As I've mentioned before, I've got a GM Card. This card gives a 5% rebate on all purchases, with the caveat that this 5% must go towards the purchase of a new GM vehicle. There are varying amounts that you can apply towards different vehicles, based upon the vehicles' popularity, newness, and price. For example, you can apply $1000 in earnings towards a low-end Chevy Aveo, but the amount bumps up to $2500 on a Chevy TrailBlazer. Last year, I think the highest amount was $3500 on a Suburban. Right now, the Suburban amount is $1500 because the Suburban is new for 2007; I expect the earnings allowance will bump back up within a year. There are some caveats: earnings don't apply towards Saturn or Saab, for example.

One trick about this card is that you can count on "Bonus Earnings" about once a year. A couple of years ago, I got "Bonus Earnings" that bumped my earnings up to $2500, basically for free. These "Bonus Earnings" had to be spent within a month or two. More recently (I think it was in December), I got an extra $2000 in "Bonus Earnings" that could be spent only on Chevy Trucks and SUV's, and only for a limited time. So if you like to buy new cars and don't mind buying GM, you might want to get this card just to wait for the "Bonus Earnings" to come around; you won't have to pay a cent for them. In fact, these offers kind of negate the purpose of the GM Card in the first place, which kind of makes me mad. Why use the card to get Earnings when I can just wait for Bonus Earnings during the slow car-sales months?

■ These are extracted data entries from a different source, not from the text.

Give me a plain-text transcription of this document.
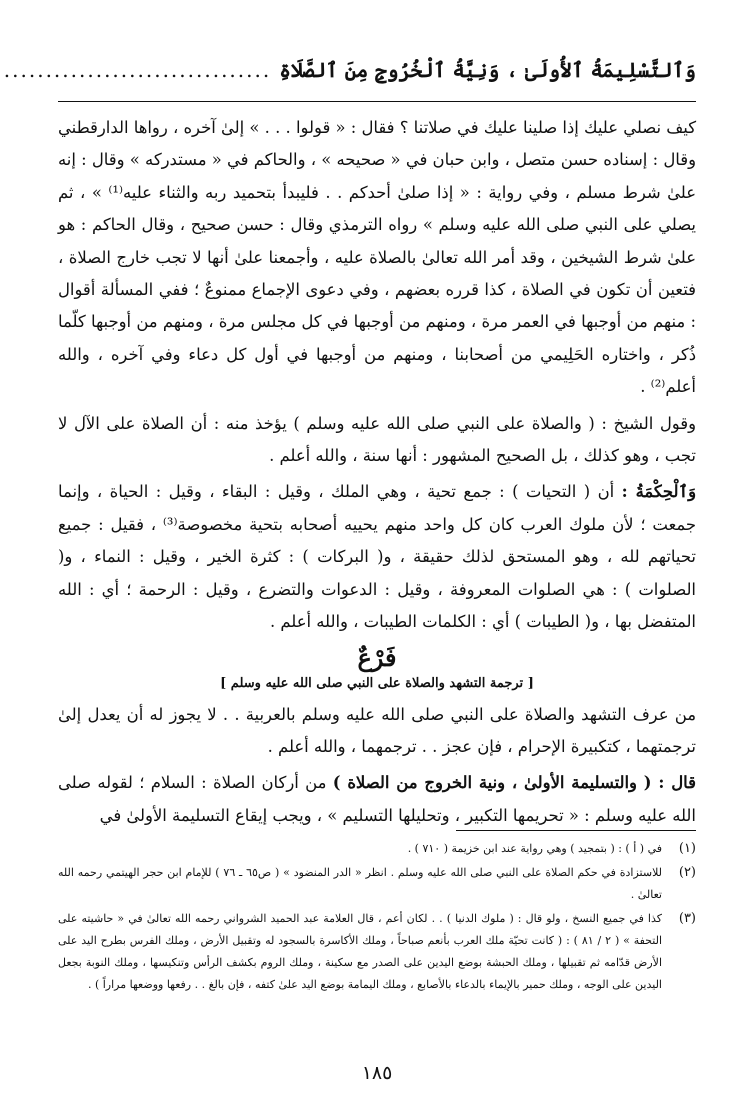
وَٱلتَّسْلِيمَةُ ٱلأُولَىٰ ، وَنِيَّةُ ٱلْخُرُوجِ مِنَ ٱلصَّلَاةِ
................................

كيف نصلي عليك إذا صلينا عليك في صلاتنا ؟ فقال : « قولوا . . . » إلىٰ آخره ، رواها الدارقطني وقال : إسناده حسن متصل ، وابن حبان في « صحيحه » ، والحاكم في « مستدركه » وقال : إنه علىٰ شرط مسلم ، وفي رواية : « إذا صلىٰ أحدكم . . فليبدأ بتحميد ربه والثناء عليه⁽¹⁾ » ، ثم يصلي على النبي صلى الله عليه وسلم » رواه الترمذي وقال : حسن صحيح ، وقال الحاكم : هو علىٰ شرط الشيخين ، وقد أمر الله تعالىٰ بالصلاة عليه ، وأجمعنا علىٰ أنها لا تجب خارج الصلاة ، فتعين أن تكون في الصلاة ، كذا قرره بعضهم ، وفي دعوى الإجماع ممنوعٌ ؛ ففي المسألة أقوال : منهم من أوجبها في العمر مرة ، ومنهم من أوجبها في كل مجلس مرة ، ومنهم من أوجبها كلّما ذُكر ، واختاره الحَلِيمي من أصحابنا ، ومنهم من أوجبها في أول كل دعاء وفي آخره ، والله أعلم⁽²⁾ .

وقول الشيخ : ( والصلاة على النبي صلى الله عليه وسلم ) يؤخذ منه : أن الصلاة على الآل لا تجب ، وهو كذلك ، بل الصحيح المشهور : أنها سنة ، والله أعلم .

وَٱلْحِكْمَةُ : أن ( التحيات ) : جمع تحية ، وهي الملك ، وقيل : البقاء ، وقيل : الحياة ، وإنما جمعت ؛ لأن ملوك العرب كان كل واحد منهم يحييه أصحابه بتحية مخصوصة⁽³⁾ ، فقيل : جميع تحياتهم لله ، وهو المستحق لذلك حقيقة ، و( البركات ) : كثرة الخير ، وقيل : النماء ، و( الصلوات ) : هي الصلوات المعروفة ، وقيل : الدعوات والتضرع ، وقيل : الرحمة ؛ أي : الله المتفضل بها ، و( الطيبات ) أي : الكلمات الطيبات ، والله أعلم .

فَرْعٌ
[ ترجمة التشهد والصلاة على النبي صلى الله عليه وسلم ]

من عرف التشهد والصلاة على النبي صلى الله عليه وسلم بالعربية . . لا يجوز له أن يعدل إلىٰ ترجمتهما ، كتكبيرة الإحرام ، فإن عجز . . ترجمهما ، والله أعلم .

قال : ( والتسليمة الأولىٰ ، ونية الخروج من الصلاة ) من أركان الصلاة : السلام ؛ لقوله صلى الله عليه وسلم : « تحريمها التكبير ، وتحليلها التسليم » ، ويجب إيقاع التسليمة الأولىٰ في

(١)
في ( أ ) : ( بتمجيد ) وهي رواية عند ابن خزيمة ( ٧١٠ ) .
(٢)
للاستزادة في حكم الصلاة على النبي صلى الله عليه وسلم . انظر « الدر المنضود » ( ص٦٥ ـ ٧٦ ) للإمام ابن حجر الهيتمي رحمه الله تعالىٰ .
(٣)
كذا في جميع النسخ ، ولو قال : ( ملوك الدنيا ) . . لكان أعم ، قال العلامة عبد الحميد الشرواني رحمه الله تعالىٰ في « حاشيته على التحفة » ( ٢ / ٨١ ) : ( كانت تحيّة ملك العرب بأنعم صباحاً ، وملك الأكاسرة بالسجود له وتقبيل الأرض ، وملك الفرس بطرح اليد على الأرض قدّامه ثم تقبيلها ، وملك الحبشة بوضع اليدين على الصدر مع سكينة ، وملك الروم بكشف الرأس وتنكيسها ، وملك النوبة بجعل اليدين على الوجه ، وملك حمير بالإيماء بالدعاء بالأصابع ، وملك اليمامة بوضع اليد علىٰ كتفه ، فإن بالغ . . رفعها ووضعها مراراً ) .
١٨٥
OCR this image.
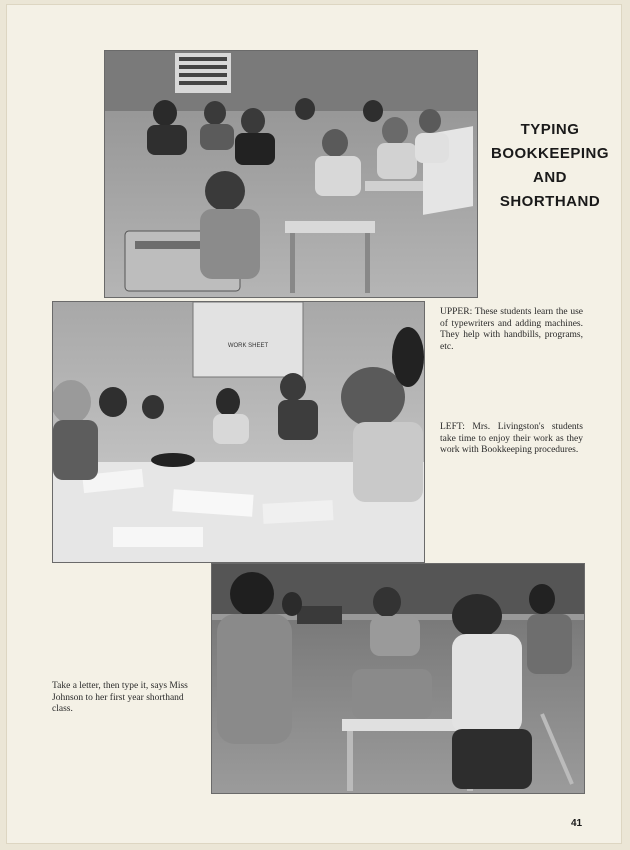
TYPING
BOOKKEEPING
AND
SHORTHAND
WORK SHEET
UPPER: These students learn the use of typewriters and adding machines. They help with handbills, programs, etc.
LEFT: Mrs. Livingston's students take time to enjoy their work as they work with Bookkeeping procedures.
Take a letter, then type it, says Miss Johnson to her first year shorthand class.
41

I've got about $1200 in Earnings saved up right now. A few years ago, I applied about $370 in Earnings on the car that I'm currently driving. The process was pretty painless. You negotiate the sale price of the vehicle like normal, then tell the salesman about your GM Card earnings. You will fill out a little form, and the salesman will call in to verify some things. The amount will be considered as an extra down payment.

But, of course, there is a downside to all of this, especially if you would need to finance your new car (like most of us). Every time that I've gotten one of the "Bonus Earnings" offers, I've been tempted. Despite the fact that my current car only has about 55k miles on it, is still in good shape (except for the accident last week, damage from which is being repaired as I type), and still meets my needs completely, I have been tempted. I think to myself, "Wow! $3000 off the price! That's such a good deal!". My inner deal-hound starts to get the best of me.

But, last time I got one of those offers, I realized something. So what if I could get a new truck for $18k instead of $21k? After financing, I would still end up paying more like $22k. Financing a car (or most things, for that matter) basically negates any "good deal" status. Sometimes you can get a very good interest rate; if you can get 4% or below on a car, then it might be worth it to finance. But otherwise you should pay cash -- and probably buy used.

I am still kind of torn on the new vs. used thing. A new car with a warranty has benefits of its own. You're not inheriting somebody else's problems. But at the same time, you're paying dearly for it. So I am not sure. For the time being, I have curtailed my spending on the GM Card substantially, and if I do use my accrued earnings, it will probably be on an econobox like the Aveo. Either that or a big family minivan or SUV with lots of airbags and a built-in DVD player. I guess it will depend on my family status at the time.

As for the GM Card, it is one of the best deals around (I don't think any other card out there offers 5% on all transactions)... if you like to buy new GM vehicles. If you own a business that uses work trucks or delivery vans, this card is practically a no-brainer. For the average consumer, though, it becomes a more difficult calculation.